Mr. Douglas Baxter, an employee of the USDA's Rural Development Administration, was transferred from Klamath Falls, Oregon, to Woodland, California. He reported for duty on May 15, 1994. He had a residence constructed near his new duty station and went to settlement on October 7, 1994. Among the real estate expenses charged was a 1 percent loan origination fee ($1,000) [2] and a separate processing fee ($700). The agency reimbursed Mr. Baxter for the loan origination fee, but disallowed his claim for the processing fee.

Mr. Baxter has reclaimed the loan processing fee and submitted correspondence from the All Pacific Mortgage Company stating that the terms "loan origination fee" and "loan processing fee" are interchangeable. The company also supplied an itemized listing of the expenses associated with the $700 processing fee. Among the items listed was a charge for a loan underwriting fee. The remaining items were administrative-type charges.

Section 302-6.2(d)(1)(ii) of the Federal Travel Regulation (FTR), [3] authorizes an employee to be reimbursed for a loan origination fee in an amount not to exceed 1 percent of the loan amount unless the lender itemizes his administrative charges to show by clear and convincing evidence that those charges do not include prepaid interest, points, or a mortgage discount. The employee has already been reimbursed $1,000 as a loan origination fee of 1 percent.

A loan processing fee is identified as a finance charge under the Truth in Lending Act, 15 U.S.C. Sec. 1601, et seq., (1994), except for certain fees and expense items. 15 U.S.C. Sec. 1605(e). The fees not included as finance charges are: fees for title examination, title insurance or similar purpose; fees for preparation of deeds, settlement statement, or other documents; tax and insurance escrows; fees for notarized deeds and other documents; appraisal fees and credit reports.

There is no exception stated for the items listed in the lender's breakdown of Mr. Baxter's loan processing fee, i.e., the loan underwriting charge or the administrative charges.

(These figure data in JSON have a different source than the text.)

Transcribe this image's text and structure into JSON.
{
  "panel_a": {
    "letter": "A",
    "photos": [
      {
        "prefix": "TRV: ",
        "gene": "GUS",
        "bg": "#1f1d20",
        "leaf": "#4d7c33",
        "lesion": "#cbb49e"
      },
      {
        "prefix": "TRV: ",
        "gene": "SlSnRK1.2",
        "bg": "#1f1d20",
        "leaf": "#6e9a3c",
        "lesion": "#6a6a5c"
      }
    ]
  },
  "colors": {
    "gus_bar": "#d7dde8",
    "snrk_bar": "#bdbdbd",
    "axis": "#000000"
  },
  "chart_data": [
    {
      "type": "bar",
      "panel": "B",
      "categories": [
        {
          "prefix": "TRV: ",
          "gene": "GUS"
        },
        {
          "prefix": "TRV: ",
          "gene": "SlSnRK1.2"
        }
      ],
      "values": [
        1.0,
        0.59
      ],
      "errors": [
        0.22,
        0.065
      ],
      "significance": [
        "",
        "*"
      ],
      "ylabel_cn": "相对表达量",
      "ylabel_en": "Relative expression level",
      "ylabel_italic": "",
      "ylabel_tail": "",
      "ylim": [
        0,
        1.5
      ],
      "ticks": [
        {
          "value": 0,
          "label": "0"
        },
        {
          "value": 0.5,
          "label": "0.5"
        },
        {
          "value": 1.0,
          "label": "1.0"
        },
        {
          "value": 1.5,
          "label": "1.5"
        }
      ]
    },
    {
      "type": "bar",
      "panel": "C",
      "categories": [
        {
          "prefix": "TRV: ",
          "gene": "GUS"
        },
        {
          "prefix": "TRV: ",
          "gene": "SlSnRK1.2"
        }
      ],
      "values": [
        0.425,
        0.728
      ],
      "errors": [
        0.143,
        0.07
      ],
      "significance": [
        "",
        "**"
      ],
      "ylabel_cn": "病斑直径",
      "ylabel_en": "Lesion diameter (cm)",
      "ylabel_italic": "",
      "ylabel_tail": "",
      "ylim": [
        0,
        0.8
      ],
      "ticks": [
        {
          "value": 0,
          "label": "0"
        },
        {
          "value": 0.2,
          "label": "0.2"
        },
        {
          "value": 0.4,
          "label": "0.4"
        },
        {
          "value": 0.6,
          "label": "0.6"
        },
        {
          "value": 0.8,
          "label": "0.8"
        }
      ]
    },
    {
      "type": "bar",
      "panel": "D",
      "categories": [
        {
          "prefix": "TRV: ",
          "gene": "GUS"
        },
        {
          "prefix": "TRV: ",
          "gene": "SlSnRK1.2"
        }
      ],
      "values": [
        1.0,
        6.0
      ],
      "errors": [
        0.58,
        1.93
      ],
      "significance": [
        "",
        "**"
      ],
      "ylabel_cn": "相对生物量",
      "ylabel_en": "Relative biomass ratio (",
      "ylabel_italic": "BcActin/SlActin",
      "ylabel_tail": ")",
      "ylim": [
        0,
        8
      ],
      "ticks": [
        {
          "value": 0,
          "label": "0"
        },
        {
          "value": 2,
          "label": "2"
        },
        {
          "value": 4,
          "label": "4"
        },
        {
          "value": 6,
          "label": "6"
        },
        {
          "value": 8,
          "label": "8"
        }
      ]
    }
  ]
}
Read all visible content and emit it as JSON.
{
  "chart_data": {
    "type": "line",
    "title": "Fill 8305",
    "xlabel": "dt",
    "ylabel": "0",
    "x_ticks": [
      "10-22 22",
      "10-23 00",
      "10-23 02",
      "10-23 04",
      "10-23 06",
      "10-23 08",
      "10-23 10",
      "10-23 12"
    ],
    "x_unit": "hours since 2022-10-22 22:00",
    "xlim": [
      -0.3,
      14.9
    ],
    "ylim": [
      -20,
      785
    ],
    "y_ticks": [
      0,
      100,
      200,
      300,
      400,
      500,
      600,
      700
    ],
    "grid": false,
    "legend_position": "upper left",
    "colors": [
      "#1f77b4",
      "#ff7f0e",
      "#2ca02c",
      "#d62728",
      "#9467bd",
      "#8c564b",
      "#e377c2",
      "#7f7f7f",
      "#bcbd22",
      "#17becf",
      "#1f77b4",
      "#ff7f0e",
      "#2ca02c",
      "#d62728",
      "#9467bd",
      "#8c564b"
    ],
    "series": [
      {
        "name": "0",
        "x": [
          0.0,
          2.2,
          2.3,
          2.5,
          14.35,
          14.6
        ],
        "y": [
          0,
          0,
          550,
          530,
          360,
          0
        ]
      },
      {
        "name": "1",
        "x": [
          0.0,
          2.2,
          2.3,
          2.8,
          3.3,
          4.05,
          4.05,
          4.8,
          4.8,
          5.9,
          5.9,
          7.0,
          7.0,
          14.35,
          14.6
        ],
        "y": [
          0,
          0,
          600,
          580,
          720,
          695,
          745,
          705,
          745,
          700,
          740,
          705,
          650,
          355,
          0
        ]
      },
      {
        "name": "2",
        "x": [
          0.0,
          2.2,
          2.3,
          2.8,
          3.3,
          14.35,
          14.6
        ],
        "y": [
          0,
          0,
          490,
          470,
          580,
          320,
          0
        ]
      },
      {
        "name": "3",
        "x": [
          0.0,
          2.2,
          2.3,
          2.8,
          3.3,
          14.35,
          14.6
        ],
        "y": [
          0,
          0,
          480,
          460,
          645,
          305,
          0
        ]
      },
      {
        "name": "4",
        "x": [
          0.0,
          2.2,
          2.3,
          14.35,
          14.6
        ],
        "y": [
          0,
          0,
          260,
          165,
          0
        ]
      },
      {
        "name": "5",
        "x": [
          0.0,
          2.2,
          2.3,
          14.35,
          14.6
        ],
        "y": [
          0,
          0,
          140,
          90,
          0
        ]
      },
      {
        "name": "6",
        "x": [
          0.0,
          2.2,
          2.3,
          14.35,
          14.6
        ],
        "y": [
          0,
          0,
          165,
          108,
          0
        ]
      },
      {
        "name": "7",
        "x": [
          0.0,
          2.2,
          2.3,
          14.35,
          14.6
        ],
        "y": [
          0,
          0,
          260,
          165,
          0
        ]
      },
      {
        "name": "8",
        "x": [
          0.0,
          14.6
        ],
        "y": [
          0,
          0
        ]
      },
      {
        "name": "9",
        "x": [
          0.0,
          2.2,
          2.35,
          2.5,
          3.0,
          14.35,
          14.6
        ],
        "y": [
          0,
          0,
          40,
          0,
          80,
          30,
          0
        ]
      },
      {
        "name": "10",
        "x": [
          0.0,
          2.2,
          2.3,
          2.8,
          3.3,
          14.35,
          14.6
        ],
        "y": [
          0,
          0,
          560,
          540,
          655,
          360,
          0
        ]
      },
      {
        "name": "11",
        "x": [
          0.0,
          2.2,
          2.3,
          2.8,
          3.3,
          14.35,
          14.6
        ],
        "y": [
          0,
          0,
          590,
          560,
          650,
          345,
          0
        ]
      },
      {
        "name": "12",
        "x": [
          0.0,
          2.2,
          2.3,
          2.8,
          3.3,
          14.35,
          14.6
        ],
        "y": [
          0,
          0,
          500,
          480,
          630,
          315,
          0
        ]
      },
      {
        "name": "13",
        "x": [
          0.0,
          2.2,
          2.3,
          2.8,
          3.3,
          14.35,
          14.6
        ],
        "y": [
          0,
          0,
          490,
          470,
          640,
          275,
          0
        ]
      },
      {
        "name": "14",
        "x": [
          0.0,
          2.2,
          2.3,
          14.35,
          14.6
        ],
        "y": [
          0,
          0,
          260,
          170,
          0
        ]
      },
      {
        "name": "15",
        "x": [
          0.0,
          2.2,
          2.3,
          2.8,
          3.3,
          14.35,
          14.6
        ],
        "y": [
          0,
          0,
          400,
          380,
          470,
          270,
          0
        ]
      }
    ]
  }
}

The $700 loan processing fee charged to Mr. Baxter is not shown by the lender to be different than the expected administrative cost of processing paperwork which would be included as part to the loan origination fee. If so, it may not be reimbursed since the full 1 percent has already been paid as a loan origination fee. If it is not considered part of the loan origination fee, then it must be deemed as addition charge imposed by the lender incident to the extension of credit and, thus, not reimbursable. James A. Fairley, B-258932, Sept. 19, 1995. [4]

Since section 302-6.2(d)(2)(v) of the FTR [5] prohibits reimbursement to the employee for a finance charge, Mr. Baxter may not be reimbursed for the $700 processing fee.

/s/
Seymour Efros
for Robert P. Murphy
General Counsel

1. Ms. Sandra S. Williams - Reference FSD - 1 RJP.

2. The attachment to the Settlement Statement shows that this fee was equally split between two parties, American Savings Bank and All Pacific Mortgage Company.

3. 41 C.F.R. Sec. 302-6.2(d)(1)(ii) (1995).

4. See also Deane H. Zeller, B-205873, May 4, 1982; and George C. Souders, B-248457, Sept. 29, 1992.

5. 41 C.F.R. Sec. 302-6.2(d)(2)(v) (1995).